Zevia agrees that the Mayor's initiative sends the right message and they're currently running an ad campaign to let people know that there is a healthier soda choice available.
So, choosing good foods and beverages for ourselves comes down to education, personal motivation and availability of good foods and products. You really can't rely on what's written on the front of the box or bottle -- words like "all-natural" and "organic" don't mean that the all-natural or organic nutrient itself is good for you.
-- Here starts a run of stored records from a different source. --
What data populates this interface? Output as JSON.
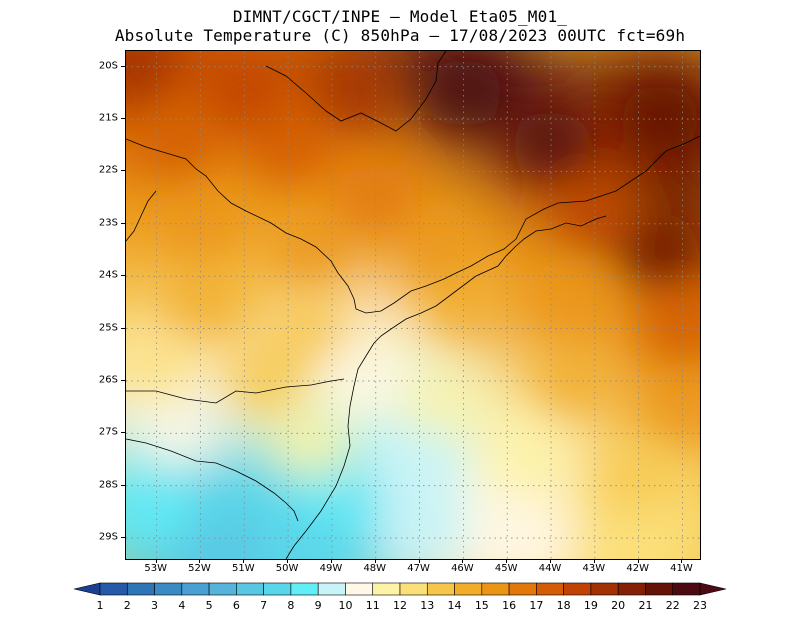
{
  "header": {
    "line1": "DIMNT/CGCT/INPE –  Model Eta05_M01_",
    "line2": "Absolute Temperature (C) 850hPa –  17/08/2023 00UTC fct=69h"
  },
  "axes": {
    "lat_labels": [
      "20S",
      "21S",
      "22S",
      "23S",
      "24S",
      "25S",
      "26S",
      "27S",
      "28S",
      "29S"
    ],
    "lat_values": [
      -20,
      -21,
      -22,
      -23,
      -24,
      -25,
      -26,
      -27,
      -28,
      -29
    ],
    "lon_labels": [
      "53W",
      "52W",
      "51W",
      "50W",
      "49W",
      "48W",
      "47W",
      "46W",
      "45W",
      "44W",
      "43W",
      "42W",
      "41W"
    ],
    "lon_values": [
      -53,
      -52,
      -51,
      -50,
      -49,
      -48,
      -47,
      -46,
      -45,
      -44,
      -43,
      -42,
      -41
    ],
    "lon_range": [
      -53.7,
      -40.6
    ],
    "lat_range": [
      -19.7,
      -29.4
    ],
    "grid": "dotted"
  },
  "colorbar": {
    "labels": [
      "1",
      "2",
      "3",
      "4",
      "5",
      "6",
      "7",
      "8",
      "9",
      "10",
      "11",
      "12",
      "13",
      "14",
      "15",
      "16",
      "17",
      "18",
      "19",
      "20",
      "21",
      "22",
      "23"
    ],
    "colors": [
      "#1c3f93",
      "#255aa8",
      "#2e75b6",
      "#3a8bc4",
      "#4aa0d0",
      "#56b4db",
      "#58c7e3",
      "#5ad6ea",
      "#62eef7",
      "#c8f4f8",
      "#fff8e6",
      "#fdf3a6",
      "#fbe07a",
      "#f6c64a",
      "#f1ad2a",
      "#eb9514",
      "#e2780a",
      "#d45c06",
      "#c04305",
      "#a23106",
      "#832006",
      "#651306",
      "#4e0a12"
    ]
  },
  "map": {
    "description_units": "temperature field in degrees C at 850hPa",
    "regions": [
      {
        "lon": -53.5,
        "lat": -20.0,
        "value": 20
      },
      {
        "lon": -51.0,
        "lat": -20.5,
        "value": 19
      },
      {
        "lon": -48.5,
        "lat": -20.5,
        "value": 20
      },
      {
        "lon": -46.0,
        "lat": -20.5,
        "value": 23
      },
      {
        "lon": -44.0,
        "lat": -21.5,
        "value": 23
      },
      {
        "lon": -41.5,
        "lat": -21.0,
        "value": 22
      },
      {
        "lon": -52.5,
        "lat": -21.5,
        "value": 18
      },
      {
        "lon": -50.0,
        "lat": -21.5,
        "value": 18
      },
      {
        "lon": -48.0,
        "lat": -22.5,
        "value": 17
      },
      {
        "lon": -52.0,
        "lat": -23.0,
        "value": 16
      },
      {
        "lon": -49.5,
        "lat": -23.5,
        "value": 16
      },
      {
        "lon": -46.5,
        "lat": -23.5,
        "value": 16
      },
      {
        "lon": -43.0,
        "lat": -22.8,
        "value": 19
      },
      {
        "lon": -41.5,
        "lat": -23.5,
        "value": 22
      },
      {
        "lon": -52.0,
        "lat": -24.5,
        "value": 15
      },
      {
        "lon": -49.5,
        "lat": -25.0,
        "value": 14
      },
      {
        "lon": -46.0,
        "lat": -24.5,
        "value": 15
      },
      {
        "lon": -43.5,
        "lat": -24.5,
        "value": 16
      },
      {
        "lon": -41.0,
        "lat": -25.0,
        "value": 18
      },
      {
        "lon": -53.0,
        "lat": -25.8,
        "value": 13
      },
      {
        "lon": -50.5,
        "lat": -26.0,
        "value": 14
      },
      {
        "lon": -48.2,
        "lat": -26.0,
        "value": 11
      },
      {
        "lon": -46.5,
        "lat": -26.5,
        "value": 12
      },
      {
        "lon": -43.5,
        "lat": -26.0,
        "value": 15
      },
      {
        "lon": -41.0,
        "lat": -26.5,
        "value": 16
      },
      {
        "lon": -52.5,
        "lat": -27.0,
        "value": 11
      },
      {
        "lon": -49.5,
        "lat": -27.2,
        "value": 12
      },
      {
        "lon": -47.0,
        "lat": -27.5,
        "value": 10
      },
      {
        "lon": -44.5,
        "lat": -27.5,
        "value": 12
      },
      {
        "lon": -42.0,
        "lat": -28.0,
        "value": 14
      },
      {
        "lon": -53.0,
        "lat": -28.5,
        "value": 9
      },
      {
        "lon": -51.0,
        "lat": -28.5,
        "value": 8
      },
      {
        "lon": -49.0,
        "lat": -28.5,
        "value": 9
      },
      {
        "lon": -47.0,
        "lat": -28.8,
        "value": 10
      },
      {
        "lon": -44.5,
        "lat": -29.0,
        "value": 11
      },
      {
        "lon": -42.0,
        "lat": -29.0,
        "value": 13
      },
      {
        "lon": -51.5,
        "lat": -29.3,
        "value": 7
      },
      {
        "lon": -49.5,
        "lat": -29.2,
        "value": 8
      }
    ]
  }
}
After all, arsenic can be all-natural and can be naturally occurring without pesticides so it's organic, but you wouldn't want it sprinkled on your dinner tonight.
You have to do your research to know which ingredients are good and which will make you sick. Sugar and chemical sweeteners don't have any redeeming benefits for your body. And you have to be the advocate for your body and its overall health.
I'm hoping that one day there will be a warning label on all products containing sugar and chemical sweeteners, much like the labels on tobacco products. It ought to read: "The sugar and chemical sweeteners in this product will make you sick and fat and ultimately they will kill you." Well, maybe that language is too strong. Or considering that nearly 70 percent of our nation is overweight or obese, maybe that language isn't strong enough. Because tragically, or perhaps fortunately, obesity, as well as all of the diseases that come as a result, is preventable.